Metzgar opted for the prosthesis in 2009 to improve his love life after diabetes left him with erectile dysfunction, but he claimed his testicles swelled up to the size of a volleyball shortly after he had the surgery done and was left with a constant erection.
He had a three-piece inflatable penile implant, consisting of inflatable cylinders inside the shaft of the penis, a fluid reservoir under the abdominal wall and a pump inside his scrotum.
During the week-long trial, Metzgar explained how the erection got in the way of his daily life. Family and friends gave him a hard time about it, people stared at him, and strangers threatened him. He started wearing baggy clothes to disguise his situation, and couldn't bend over to pick the newspaper or ride his motorcycle.
It wasn't until a family trip to Niagara Falls in August 2010, when tubing from the device punctured Metzgar's scrotum, and he finally made the decision to have the prosthesis removed.
Attorney Michael C. Heyden had suggested to the jury that Dr.
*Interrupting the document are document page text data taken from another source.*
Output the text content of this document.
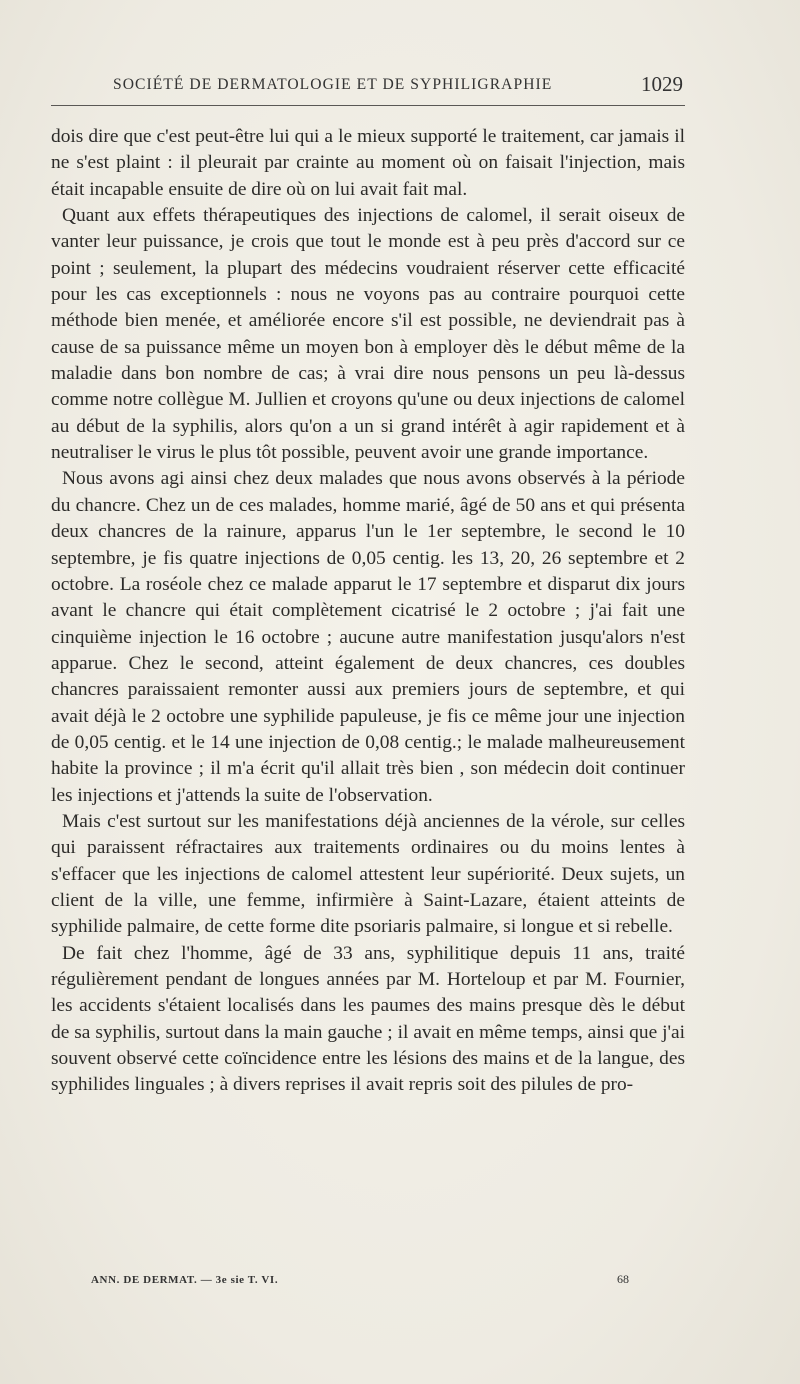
SOCIÉTÉ DE DERMATOLOGIE ET DE SYPHILIGRAPHIE	1029

dois dire que c'est peut-être lui qui a le mieux supporté le traitement, car jamais il ne s'est plaint : il pleurait par crainte au moment où on faisait l'injection, mais était incapable ensuite de dire où on lui avait fait mal.

Quant aux effets thérapeutiques des injections de calomel, il serait oiseux de vanter leur puissance, je crois que tout le monde est à peu près d'accord sur ce point ; seulement, la plupart des médecins voudraient réserver cette efficacité pour les cas exceptionnels : nous ne voyons pas au contraire pourquoi cette méthode bien menée, et améliorée encore s'il est possible, ne deviendrait pas à cause de sa puissance même un moyen bon à employer dès le début même de la maladie dans bon nombre de cas; à vrai dire nous pensons un peu là-dessus comme notre collègue M. Jullien et croyons qu'une ou deux injections de calomel au début de la syphilis, alors qu'on a un si grand intérêt à agir rapidement et à neutraliser le virus le plus tôt possible, peuvent avoir une grande importance.

Nous avons agi ainsi chez deux malades que nous avons observés à la période du chancre. Chez un de ces malades, homme marié, âgé de 50 ans et qui présenta deux chancres de la rainure, apparus l'un le 1er septembre, le second le 10 septembre, je fis quatre injections de 0,05 centig. les 13, 20, 26 septembre et 2 octobre. La roséole chez ce malade apparut le 17 septembre et disparut dix jours avant le chancre qui était complètement cicatrisé le 2 octobre ; j'ai fait une cinquième injection le 16 octobre ; aucune autre manifestation jusqu'alors n'est apparue. Chez le second, atteint également de deux chancres, ces doubles chancres paraissaient remonter aussi aux premiers jours de septembre, et qui avait déjà le 2 octobre une syphilide papuleuse, je fis ce même jour une injection de 0,05 centig. et le 14 une injection de 0,08 centig.; le malade malheureusement habite la province ; il m'a écrit qu'il allait très bien , son médecin doit continuer les injections et j'attends la suite de l'observation.

Mais c'est surtout sur les manifestations déjà anciennes de la vérole, sur celles qui paraissent réfractaires aux traitements ordinaires ou du moins lentes à s'effacer que les injections de calomel attestent leur supériorité. Deux sujets, un client de la ville, une femme, infirmière à Saint-Lazare, étaient atteints de syphilide palmaire, de cette forme dite psoriaris palmaire, si longue et si rebelle.

De fait chez l'homme, âgé de 33 ans, syphilitique depuis 11 ans, traité régulièrement pendant de longues années par M. Horteloup et par M. Fournier, les accidents s'étaient localisés dans les paumes des mains presque dès le début de sa syphilis, surtout dans la main gauche ; il avait en même temps, ainsi que j'ai souvent observé cette coïncidence entre les lésions des mains et de la langue, des syphilides linguales ; à divers reprises il avait repris soit des pilules de pro-

ANN. DE DERMAT. — 3e sie T. VI.	68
Thomas J. Desperito and his former partners didn't review hospital charts informing them that Daniel Metzgar's penis was swollen and erect immediately following the December 2009 implant. He said Desperito didn't see his client for almost two months following the surgery, which led to more complications.
However, Desperito's attorney, Colleen D. Shields, said the hospital charts were prepared by people unfamiliar with penile implants. She said Desperito and his former partners were familiar with the prosthesis installation and were certain Metzgar's member was not erect following the procedure.
Shields said that complications are a risk with any surgery, and suggested Metzgar should've known something was wrong after the surgery when he claimed his scrotum swelled, but he didn't report anything until April. When Dr. Desperito told him the implant needed to come out, he didn't do anything because he claimed he didn't have the $10,000 the doctor was asking for since he had lost his insurance, and it wasn't until the tubing broke through his flesh, that he actually got the device removed.
After the jury deliberated, they reached a verdict and found Doctor Thomas Desperito not guilty of medical negligence.